Gracie wondered if that was really the question she had on her mind.
“Yes, I read fine,” Gracie countered, though she realized the lady didn’t believe her anyway.
* * *
Kage twisted the metal watch band on his arm and glanced at the watch’s face, not even registering the time. Standing outside the doors of the bus depot looking down the road, he glanced away and back again as if in that second the bus might round the corner. Because he couldn’t sit still, he stood. When he could no longer stand still, he paced. She would be here, here with him, in just a few minutes.
Kage hoped that the rain would hold off until Gracie arrived, but soon it began to pour, and he could no longer see as far as the bend in the road. Kage backed toward the edge of the bus depot and then under the overhang that shielded him from the steady downpour. This worked until the wind picked up and a gust of rain blew over him, soaking him all at once. He ran inside.
The voices echoed in the bus station’s lobby. Kage made his way through the crowd, as he heard someone yell, “It’s here.”
He dashed out the doors into the rain. A few people followed, standing beside him as the bus came to a stop.
* * *
Gracie spotted Kage as soon as the bus door opened. His hair was soaked, appearing two shades darker, and his clothes were drenched. He wore a lightly starched, white, long-sleeved dress shirt—wet now, clinging so that his skin showed through. She’d never seen him look so handsome, his dimple obvious and his eyes intense.

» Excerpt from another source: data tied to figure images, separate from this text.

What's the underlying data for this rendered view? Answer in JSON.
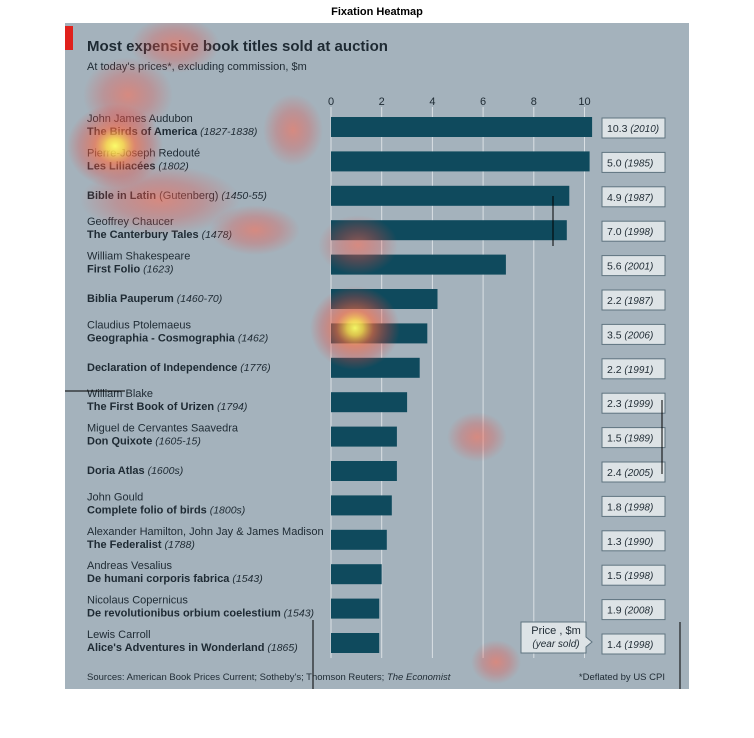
{
  "figure_title": "Fixation Heatmap",
  "colors": {
    "panel_bg": "#a4b2bc",
    "bar": "#0f4a5d",
    "accent": "#e0211c",
    "value_box_bg": "#dde3e6",
    "value_box_border": "#5f7480",
    "text": "#1e2a33"
  },
  "chart_data": {
    "type": "bar",
    "orientation": "horizontal",
    "title": "Most expensive book titles sold at auction",
    "subtitle": "At today's prices*, excluding commission, $m",
    "xlim": [
      0,
      10.3
    ],
    "xticks": [
      0,
      2,
      4,
      6,
      8,
      10
    ],
    "grid": true,
    "items": [
      {
        "line1": "John James Audubon",
        "line1_bold": false,
        "title": "The Birds of America",
        "extra": "",
        "year": "(1827-1838)",
        "value": 10.3,
        "box_value": "10.3",
        "box_year": "(2010)"
      },
      {
        "line1": "Pierre-Joseph Redouté",
        "line1_bold": false,
        "title": "Les Liliacées",
        "extra": "",
        "year": "(1802)",
        "value": 10.2,
        "box_value": "5.0",
        "box_year": "(1985)"
      },
      {
        "line1": "",
        "line1_bold": false,
        "title": "Bible in Latin",
        "extra": " (Gutenberg)",
        "year": "(1450-55)",
        "value": 9.4,
        "box_value": "4.9",
        "box_year": "(1987)"
      },
      {
        "line1": "Geoffrey Chaucer",
        "line1_bold": false,
        "title": "The Canterbury Tales",
        "extra": "",
        "year": "(1478)",
        "value": 9.3,
        "box_value": "7.0",
        "box_year": "(1998)"
      },
      {
        "line1": "William Shakespeare",
        "line1_bold": false,
        "title": "First Folio",
        "extra": "",
        "year": "(1623)",
        "value": 6.9,
        "box_value": "5.6",
        "box_year": "(2001)"
      },
      {
        "line1": "",
        "line1_bold": false,
        "title": "Biblia Pauperum",
        "extra": "",
        "year": "(1460-70)",
        "value": 4.2,
        "box_value": "2.2",
        "box_year": "(1987)"
      },
      {
        "line1": "Claudius Ptolemaeus",
        "line1_bold": false,
        "title": "Geographia - Cosmographia",
        "extra": "",
        "year": "(1462)",
        "value": 3.8,
        "box_value": "3.5",
        "box_year": "(2006)"
      },
      {
        "line1": "",
        "line1_bold": false,
        "title": "Declaration of Independence",
        "extra": "",
        "year": "(1776)",
        "value": 3.5,
        "box_value": "2.2",
        "box_year": "(1991)"
      },
      {
        "line1": "William Blake",
        "line1_bold": false,
        "title": "The First Book of Urizen",
        "extra": "",
        "year": "(1794)",
        "value": 3.0,
        "box_value": "2.3",
        "box_year": "(1999)"
      },
      {
        "line1": "Miguel de Cervantes Saavedra",
        "line1_bold": false,
        "title": "Don Quixote",
        "extra": "",
        "year": "(1605-15)",
        "value": 2.6,
        "box_value": "1.5",
        "box_year": "(1989)"
      },
      {
        "line1": "",
        "line1_bold": false,
        "title": "Doria Atlas",
        "extra": "",
        "year": "(1600s)",
        "value": 2.6,
        "box_value": "2.4",
        "box_year": "(2005)"
      },
      {
        "line1": "John Gould",
        "line1_bold": false,
        "title": "Complete folio of birds",
        "extra": "",
        "year": "(1800s)",
        "value": 2.4,
        "box_value": "1.8",
        "box_year": "(1998)"
      },
      {
        "line1": "Alexander Hamilton, John Jay & James Madison",
        "line1_bold": false,
        "title": "The Federalist",
        "extra": "",
        "year": "(1788)",
        "value": 2.2,
        "box_value": "1.3",
        "box_year": "(1990)"
      },
      {
        "line1": "Andreas Vesalius",
        "line1_bold": false,
        "title": "De humani corporis fabrica",
        "extra": "",
        "year": "(1543)",
        "value": 2.0,
        "box_value": "1.5",
        "box_year": "(1998)"
      },
      {
        "line1": "Nicolaus Copernicus",
        "line1_bold": false,
        "title": "De revolutionibus orbium coelestium",
        "extra": "",
        "year": "(1543)",
        "value": 1.9,
        "box_value": "1.9",
        "box_year": "(2008)"
      },
      {
        "line1": "Lewis Carroll",
        "line1_bold": false,
        "title": "Alice's Adventures in Wonderland",
        "extra": "",
        "year": "(1865)",
        "value": 1.9,
        "box_value": "1.4",
        "box_year": "(1998)"
      }
    ],
    "box_legend": {
      "line1": "Price , $m",
      "line2": "(year sold)"
    },
    "footer_sources": "Sources: American Book Prices Current; Sotheby's; Thomson Reuters; ",
    "footer_sources_italic": "The Economist",
    "footer_note": "*Deflated by US CPI"
  }
}
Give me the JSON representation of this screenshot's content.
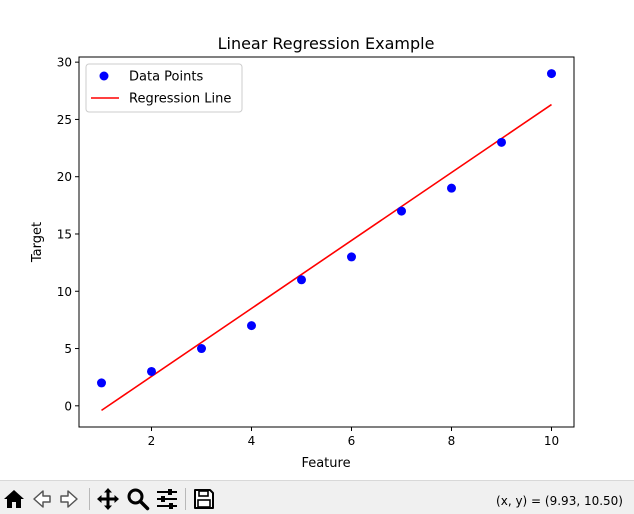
{
  "chart_data": {
    "type": "scatter",
    "title": "Linear Regression Example",
    "xlabel": "Feature",
    "ylabel": "Target",
    "xlim": [
      0.55,
      10.45
    ],
    "ylim": [
      -1.85,
      30.45
    ],
    "xticks": [
      2,
      4,
      6,
      8,
      10
    ],
    "yticks": [
      0,
      5,
      10,
      15,
      20,
      25,
      30
    ],
    "grid": false,
    "legend_position": "upper-left",
    "series": [
      {
        "name": "Data Points",
        "kind": "scatter",
        "color": "#0000ff",
        "x": [
          1,
          2,
          3,
          4,
          5,
          6,
          7,
          8,
          9,
          10
        ],
        "y": [
          2,
          3,
          5,
          7,
          11,
          13,
          17,
          19,
          23,
          29
        ]
      },
      {
        "name": "Regression Line",
        "kind": "line",
        "color": "#ff0000",
        "x": [
          1,
          10
        ],
        "y": [
          -0.4,
          26.3
        ]
      }
    ]
  },
  "toolbar": {
    "icons": [
      "home-icon",
      "back-arrow-icon",
      "forward-arrow-icon",
      "pan-icon",
      "zoom-icon",
      "configure-subplots-icon",
      "save-icon"
    ],
    "coord_readout": "(x, y) = (9.93, 10.50)"
  }
}
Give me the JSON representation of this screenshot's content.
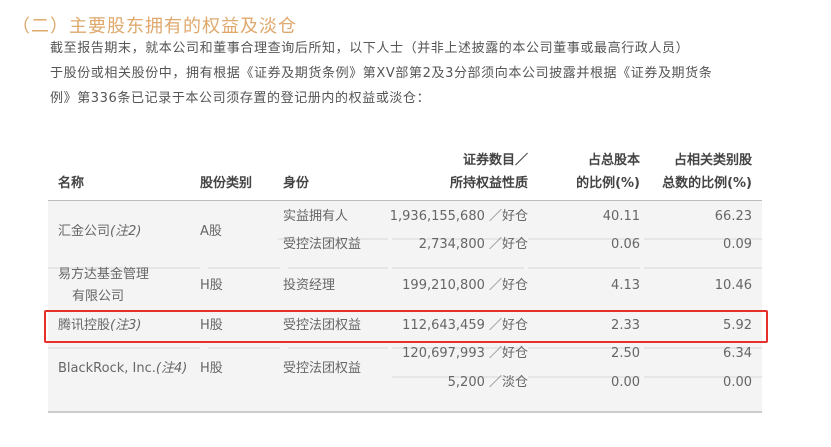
{
  "title": "（二）主要股东拥有的权益及淡仓",
  "paragraph": [
    "截至报告期末，就本公司和董事合理查询后所知，以下人士（并非上述披露的本公司董事或最高行政人员）",
    "于股份或相关股份中，拥有根据《证券及期货条例》第XV部第2及3分部须向本公司披露并根据《证券及期货条",
    "例》第336条已记录于本公司须存置的登记册内的权益或淡仓："
  ],
  "table": {
    "headers": {
      "name": "名称",
      "type": "股份类别",
      "identity": "身份",
      "count1": "证券数目／",
      "count2": "所持权益性质",
      "pct1a": "占总股本",
      "pct1b": "的比例(%)",
      "pct2a": "占相关类别股",
      "pct2b": "总数的比例(%)"
    },
    "rows": [
      {
        "name": "汇金公司",
        "note": "(注2)",
        "type": "A股",
        "sub": [
          {
            "identity": "实益拥有人",
            "count": "1,936,155,680 ／好仓",
            "pct_total": "40.11",
            "pct_class": "66.23"
          },
          {
            "identity": "受控法团权益",
            "count": "2,734,800 ／好仓",
            "pct_total": "0.06",
            "pct_class": "0.09"
          }
        ]
      },
      {
        "name": "易方达基金管理",
        "name2": "有限公司",
        "type": "H股",
        "sub": [
          {
            "identity": "投资经理",
            "count": "199,210,800 ／好仓",
            "pct_total": "4.13",
            "pct_class": "10.46"
          }
        ]
      },
      {
        "name": "腾讯控股",
        "note": "(注3)",
        "type": "H股",
        "highlighted": true,
        "sub": [
          {
            "identity": "受控法团权益",
            "count": "112,643,459 ／好仓",
            "pct_total": "2.33",
            "pct_class": "5.92"
          }
        ]
      },
      {
        "name": "BlackRock, Inc.",
        "note": "(注4)",
        "type": "H股",
        "identity": "受控法团权益",
        "sub": [
          {
            "count": "120,697,993 ／好仓",
            "pct_total": "2.50",
            "pct_class": "6.34"
          },
          {
            "count": "5,200 ／淡仓",
            "pct_total": "0.00",
            "pct_class": "0.00"
          }
        ]
      }
    ]
  },
  "colors": {
    "title": "#dfa86c",
    "highlight": "#e8302b",
    "table_bg": "#f4f4f4"
  }
}
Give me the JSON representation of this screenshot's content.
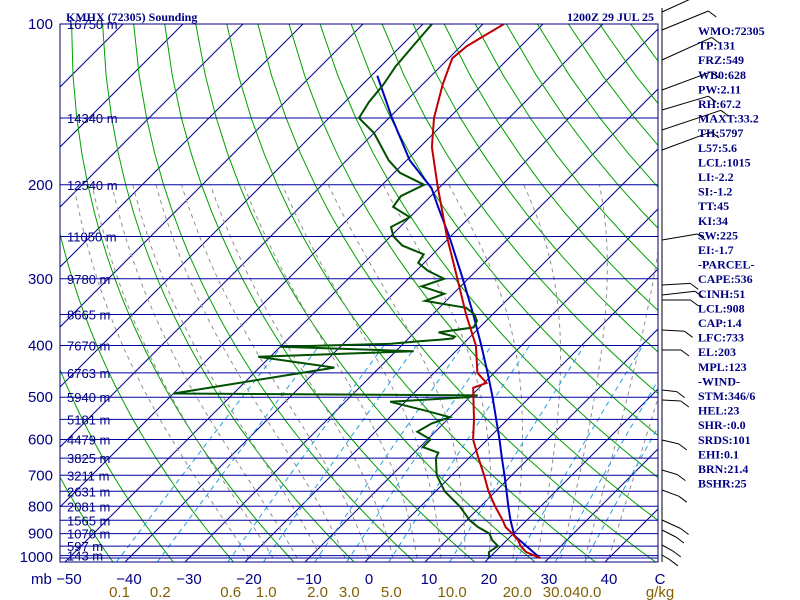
{
  "chart_data": {
    "type": "skew-t sounding",
    "title_left": "KMHX (72305) Sounding",
    "title_right": "1200Z 29 JUL 25",
    "pressure_unit_label": "mb",
    "mixing_ratio_unit_label": "g/kg",
    "plim": [
      1000,
      100
    ],
    "pressure_levels": [
      1000,
      900,
      800,
      700,
      600,
      500,
      400,
      300,
      200,
      100
    ],
    "pressure_labels": [
      "1000",
      "900",
      "800",
      "700",
      "600",
      "500",
      "400",
      "300",
      "200",
      "100"
    ],
    "height_levels": [
      {
        "p": 990,
        "label": "143 m"
      },
      {
        "p": 950,
        "label": "597 m"
      },
      {
        "p": 900,
        "label": "1070 m"
      },
      {
        "p": 850,
        "label": "1565 m"
      },
      {
        "p": 800,
        "label": "2081 m"
      },
      {
        "p": 750,
        "label": "2631 m"
      },
      {
        "p": 700,
        "label": "3211 m"
      },
      {
        "p": 650,
        "label": "3825 m"
      },
      {
        "p": 600,
        "label": "4479 m"
      },
      {
        "p": 550,
        "label": "5181 m"
      },
      {
        "p": 500,
        "label": "5940 m"
      },
      {
        "p": 450,
        "label": "6763 m"
      },
      {
        "p": 400,
        "label": "7670 m"
      },
      {
        "p": 350,
        "label": "8665 m"
      },
      {
        "p": 300,
        "label": "9780 m"
      },
      {
        "p": 250,
        "label": "11050 m"
      },
      {
        "p": 200,
        "label": "12540 m"
      },
      {
        "p": 150,
        "label": "14340 m"
      },
      {
        "p": 100,
        "label": "16750 m"
      }
    ],
    "temp_ticks": [
      -50,
      -40,
      -30,
      -20,
      -10,
      0,
      10,
      20,
      30,
      40
    ],
    "temp_tick_labels": [
      "−50",
      "−40",
      "−30",
      "−20",
      "−10",
      "0",
      "10",
      "20",
      "30",
      "40"
    ],
    "temp_last_label": "C",
    "mixing_ratio_ticks": [
      0.1,
      0.2,
      0.6,
      1.0,
      2.0,
      3.0,
      5.0,
      10.0,
      20.0,
      30.0,
      40.0
    ],
    "mixing_ratio_labels": [
      "0.1",
      "0.2",
      "0.6",
      "1.0",
      "2.0",
      "3.0",
      "5.0",
      "10.0",
      "20.0",
      "30.0",
      "40.0"
    ],
    "temperature_profile": [
      [
        1000,
        28.5
      ],
      [
        975,
        25.2
      ],
      [
        950,
        23.3
      ],
      [
        925,
        21.8
      ],
      [
        900,
        19.8
      ],
      [
        875,
        17.6
      ],
      [
        850,
        16.0
      ],
      [
        800,
        12.4
      ],
      [
        750,
        8.8
      ],
      [
        700,
        5.4
      ],
      [
        650,
        1.6
      ],
      [
        600,
        -2.4
      ],
      [
        550,
        -5.6
      ],
      [
        500,
        -9.4
      ],
      [
        480,
        -11.0
      ],
      [
        470,
        -9.6
      ],
      [
        450,
        -12.8
      ],
      [
        400,
        -17.6
      ],
      [
        350,
        -24.4
      ],
      [
        300,
        -31.8
      ],
      [
        250,
        -40.6
      ],
      [
        200,
        -50.8
      ],
      [
        170,
        -58.0
      ],
      [
        150,
        -62.5
      ],
      [
        130,
        -66.6
      ],
      [
        116,
        -69.4
      ],
      [
        110,
        -69.0
      ],
      [
        100,
        -66.5
      ]
    ],
    "dewpoint_profile": [
      [
        1000,
        20.0
      ],
      [
        975,
        19.0
      ],
      [
        950,
        19.5
      ],
      [
        925,
        17.5
      ],
      [
        900,
        16.0
      ],
      [
        875,
        13.0
      ],
      [
        850,
        10.5
      ],
      [
        800,
        6.5
      ],
      [
        750,
        1.5
      ],
      [
        700,
        -2.5
      ],
      [
        650,
        -5.5
      ],
      [
        635,
        -6.0
      ],
      [
        620,
        -9.5
      ],
      [
        600,
        -9.5
      ],
      [
        580,
        -13.0
      ],
      [
        560,
        -12.0
      ],
      [
        545,
        -10.0
      ],
      [
        530,
        -15.0
      ],
      [
        510,
        -22.5
      ],
      [
        500,
        -10.5
      ],
      [
        496,
        -9.0
      ],
      [
        492,
        -60.0
      ],
      [
        440,
        -37.5
      ],
      [
        420,
        -52.0
      ],
      [
        410,
        -27.0
      ],
      [
        402,
        -50.0
      ],
      [
        397,
        -32.0
      ],
      [
        393,
        -28.0
      ],
      [
        390,
        -24.4
      ],
      [
        388,
        -22.6
      ],
      [
        385,
        -22.6
      ],
      [
        378,
        -26.0
      ],
      [
        370,
        -21.0
      ],
      [
        360,
        -21.5
      ],
      [
        350,
        -23.0
      ],
      [
        340,
        -25.5
      ],
      [
        330,
        -33.5
      ],
      [
        320,
        -31.5
      ],
      [
        310,
        -36.5
      ],
      [
        300,
        -34.0
      ],
      [
        290,
        -38.0
      ],
      [
        280,
        -41.0
      ],
      [
        270,
        -41.5
      ],
      [
        260,
        -46.5
      ],
      [
        250,
        -49.5
      ],
      [
        240,
        -51.5
      ],
      [
        230,
        -50.0
      ],
      [
        220,
        -54.5
      ],
      [
        210,
        -55.0
      ],
      [
        200,
        -53.0
      ],
      [
        190,
        -59.0
      ],
      [
        180,
        -63.0
      ],
      [
        160,
        -70.0
      ],
      [
        150,
        -75.0
      ],
      [
        140,
        -76.0
      ],
      [
        130,
        -76.5
      ],
      [
        120,
        -77.5
      ],
      [
        110,
        -78.0
      ],
      [
        100,
        -78.5
      ]
    ],
    "parcel_profile": [
      [
        1000,
        28.5
      ],
      [
        908,
        20.5
      ],
      [
        850,
        17.3
      ],
      [
        800,
        14.6
      ],
      [
        750,
        11.8
      ],
      [
        700,
        8.8
      ],
      [
        650,
        5.5
      ],
      [
        600,
        2.0
      ],
      [
        550,
        -1.9
      ],
      [
        500,
        -6.2
      ],
      [
        450,
        -11.1
      ],
      [
        400,
        -16.7
      ],
      [
        350,
        -23.2
      ],
      [
        300,
        -30.9
      ],
      [
        250,
        -40.2
      ],
      [
        220,
        -47.0
      ],
      [
        203,
        -51.2
      ],
      [
        180,
        -59.5
      ],
      [
        150,
        -69.5
      ],
      [
        125,
        -79.0
      ]
    ],
    "indices": [
      "WMO:72305",
      "TP:131",
      "FRZ:549",
      "WB0:628",
      "PW:2.11",
      "RH:67.2",
      "MAXT:33.2",
      "TH:5797",
      "L57:5.6",
      "LCL:1015",
      "LI:-2.2",
      "SI:-1.2",
      "TT:45",
      "KI:34",
      "SW:225",
      "EI:-1.7",
      "-PARCEL-",
      "CAPE:536",
      "CINH:51",
      "LCL:908",
      "CAP:1.4",
      "LFC:733",
      "EL:203",
      "MPL:123",
      "-WIND-",
      "STM:346/6",
      "HEL:23",
      "SHR-:0.0",
      "SRDS:101",
      "EHI:0.1",
      "BRN:21.4",
      "BSHR:25"
    ],
    "colors": {
      "isobar": "#0000a0",
      "isotherm": "#000090",
      "dry_adiabat": "#00a000",
      "moist_adiabat": "#909090",
      "mixing_ratio": "#20a0e0",
      "temperature": "#c00000",
      "dewpoint": "#005000",
      "parcel": "#0000c0",
      "wind": "#000000"
    }
  }
}
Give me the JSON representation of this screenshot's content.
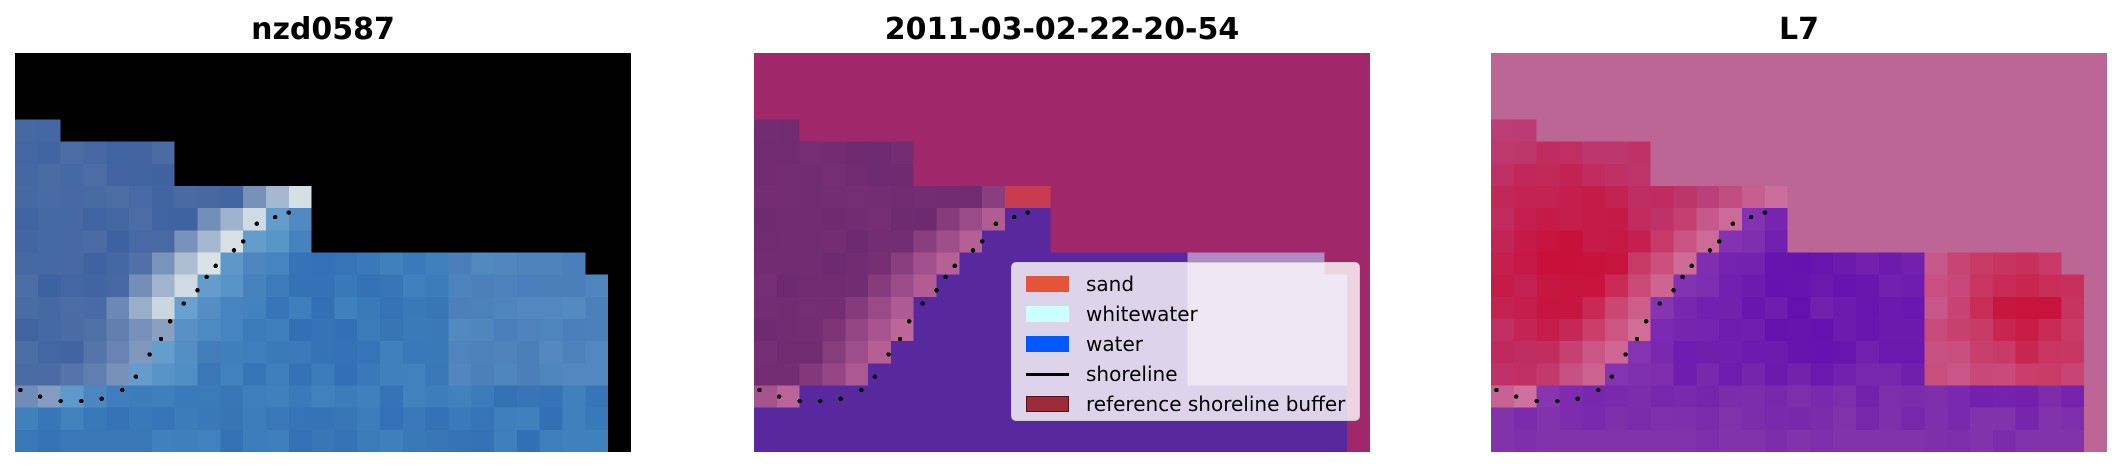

Gracie’s new seat, once she’d traded, giving hers to the lady’s traveling companion, was on the second row. With only six steps, she found herself in Kage’s arms. He lifted her off her feet, his familiar arms tight around her waist. She could feel his cool skin through her blouse.
* * *
They looked like wet ducks when they arrived at Pearl’s; Gracie showered first and then Kage. Though Pearl wasn’t there, her apartment smelled of coffee and freshly sprayed floral perfume. The phone rang, and on its third ring Gracie decided to answer it.
“Hey, Pearl.”
“She’s at work.”
“I keep missing that girl. She ain’t called me back. This is Cecil.”
“Oh,” Gracie said. “You are Kage’s brother?”
“Kage? Which Kage brother? There’s several of us, little lady,” Cecil snorted.
“Benjamin,” Gracie said, liking the sound of his first name on her lips.
“Well, tell those two good-for-nothin’s for one of them to meet their brothers at the bus station this afternoon.”
As Gracie hung up the phone, she spotted a photograph of Pearl and what looked like one of Kage’s brothers. She ran her finger over the frame and then touched their faces just as she had done so many times with her sister Sarah’s photo. What she would give to be able to see Sarah again. At that moment with that thought, she was jealous of Kage. As she picked up more of Pearl’s family photos, she thought of Kage drifting and alone while she grew up with her loving grandfather. But the simple truth was that he was uniting with his family, just as she had lost the last member of hers.